UICC World Cancer Congress 2006

Objective:Collective assessment of trace element profile at cellular and sub-cellular levels is gaining importance today because elemental ratios are shown to be diagnostic and prognostic markers for health evaluation. Available reports document alterations in elements associated with different diseases, even neoplastic development. Though it has been postulated that accumulation of iron can trigger pre-neoplastic foci, its exact role in carcinogenic process is unknown. Our study is an attempt to investigate status of iron in association with other biologically important metal ions, free radical generation process and antioxidant profile during pre-initiation stage of induced hepatocarcinogenesis.

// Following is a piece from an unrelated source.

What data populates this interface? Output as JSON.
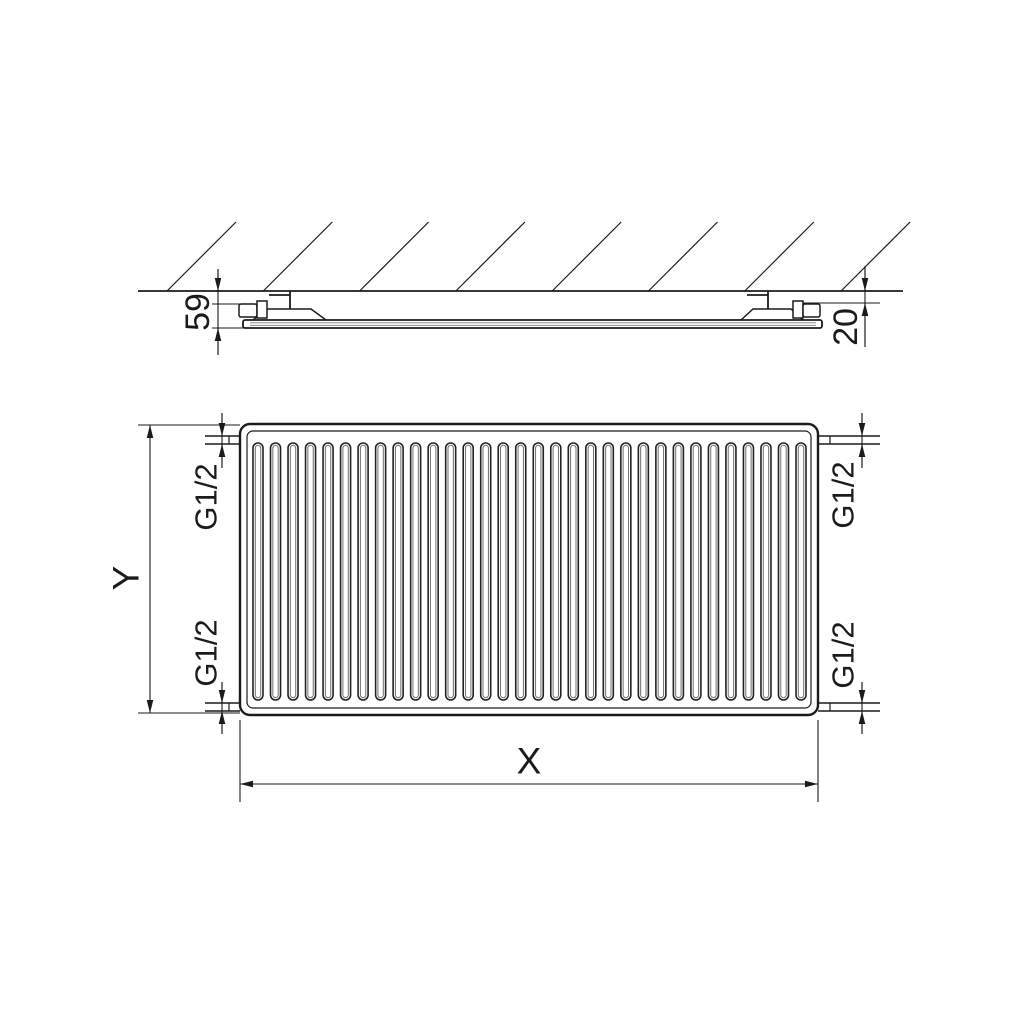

Methods:Swiss albino mice administered with dietary p-dimethylaminoazobenzine(p-DAB) for five weeks were assessed for elemental profile and oxidant-antioxidant status. Energy-dispersive-X-ray-fluorescence(EDXRF) spectrometer was employed for the assessment of trace elements in lyophilized powdered liver samples. Assessment of intracellular oxidative stress was done microscopically and by luminescence spectrometer using dihydrorhodamine 123 in whole blood. Activity of antioxidant enzymes, superoxide dismutase(SOD), and catalase(CAT) were determined spectrophotometrically.

Results:Remarkable increase (>3-10 folds) in iron level noted in a time-dependant manner in liver and also its sub-cellular organelles of the p-DAB administered animals show possible association of iron overload with carcinogenic progression. Similar trend was observed for nickel only in the whole liver (~6 fold). Results show depletion in selenium level in both nucleus and mitochondria and depletion of Cu only in mitochondria. The observed enhancement of ROS production complies with the noted alterations in SOD and CAT. Data suggest intricate balance of specific elements involved in tuning of the molecular network of metabolic pathways.